There is a wall of money waiting for the right sort of MSP with the right understanding of the market, say one serial M&A entrepreneur.

Talking at the Managed Services Summit North on October 30 2019, Peter Sweetbaum, CEO of IT Lab talked about how the MSP can grow, how it can make itself attractive to buyers and what growth means.

“There is a huge amount that this industry will continue to do for customers. Of course, we have to evolve and change and scale does mean lot in this market - then there is innovation in terms of how you serve, what you serve and how you engage with customers; the systems and tools you use.”

It is a tougher world and everything needs to be right. “IT Lab is £75m in turnover and 750 people – we have gone through a growth spurt in the last five years.”

“What we are seeing in the market, in M&A and what is in the mindset of buyers and private equity is interesting. Do not underestimate the appetite that private equity funds have for this space.”

Both buyers’ and sellers’ perspectives are useful to know – for anyone.

And value depends on how valuable you are to the customer.
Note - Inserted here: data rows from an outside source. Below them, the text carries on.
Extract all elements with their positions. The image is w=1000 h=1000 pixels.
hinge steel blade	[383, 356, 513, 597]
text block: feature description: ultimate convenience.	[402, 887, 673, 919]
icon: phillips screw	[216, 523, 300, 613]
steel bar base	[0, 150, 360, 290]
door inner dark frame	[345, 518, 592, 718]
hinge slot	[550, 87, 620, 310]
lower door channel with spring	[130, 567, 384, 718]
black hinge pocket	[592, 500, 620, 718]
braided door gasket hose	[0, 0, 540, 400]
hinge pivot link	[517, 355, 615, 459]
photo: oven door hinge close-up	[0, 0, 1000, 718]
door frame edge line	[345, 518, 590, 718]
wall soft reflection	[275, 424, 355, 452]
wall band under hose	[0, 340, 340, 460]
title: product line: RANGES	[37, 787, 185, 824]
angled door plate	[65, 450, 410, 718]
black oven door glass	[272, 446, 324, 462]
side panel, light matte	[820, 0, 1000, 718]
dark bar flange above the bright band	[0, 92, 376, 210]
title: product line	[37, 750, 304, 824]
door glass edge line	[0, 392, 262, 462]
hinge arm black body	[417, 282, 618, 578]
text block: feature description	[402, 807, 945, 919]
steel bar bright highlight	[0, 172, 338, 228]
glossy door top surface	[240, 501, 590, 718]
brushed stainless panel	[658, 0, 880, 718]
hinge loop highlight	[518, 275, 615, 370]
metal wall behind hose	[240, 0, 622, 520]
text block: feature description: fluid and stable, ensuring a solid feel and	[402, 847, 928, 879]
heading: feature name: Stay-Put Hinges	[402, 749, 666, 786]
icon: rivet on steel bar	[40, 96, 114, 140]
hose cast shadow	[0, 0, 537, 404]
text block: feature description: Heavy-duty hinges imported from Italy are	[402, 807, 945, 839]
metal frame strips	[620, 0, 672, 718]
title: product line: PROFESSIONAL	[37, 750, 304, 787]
“For our larger customers, we will typically have five core service lines into them. And this makes it hard to dislodge us, so it is important to have that breadth of capability.”

“And size matters – usually measured in EBITDA But as you do that you increase your value, and edge into that place where it is relatively common, but because of the scale – £500,000 EBITDA is attractive and as an objective this is a start point, then there are different thresholds – as you get to £1m-3 m EBITDA and there is not a lot of them. When you get to £5m of value you are fundable and private equity can get involved. When you hit ten million, you have hit a trigger because you are at a scale when you get traction. “

“The more bleeding edge you get, however, the valuation can vary greatly. It depends on what you do and how progressive you are.”

“The fundamentals still apply – do you have customers, do you have cashflow, do you have profits?”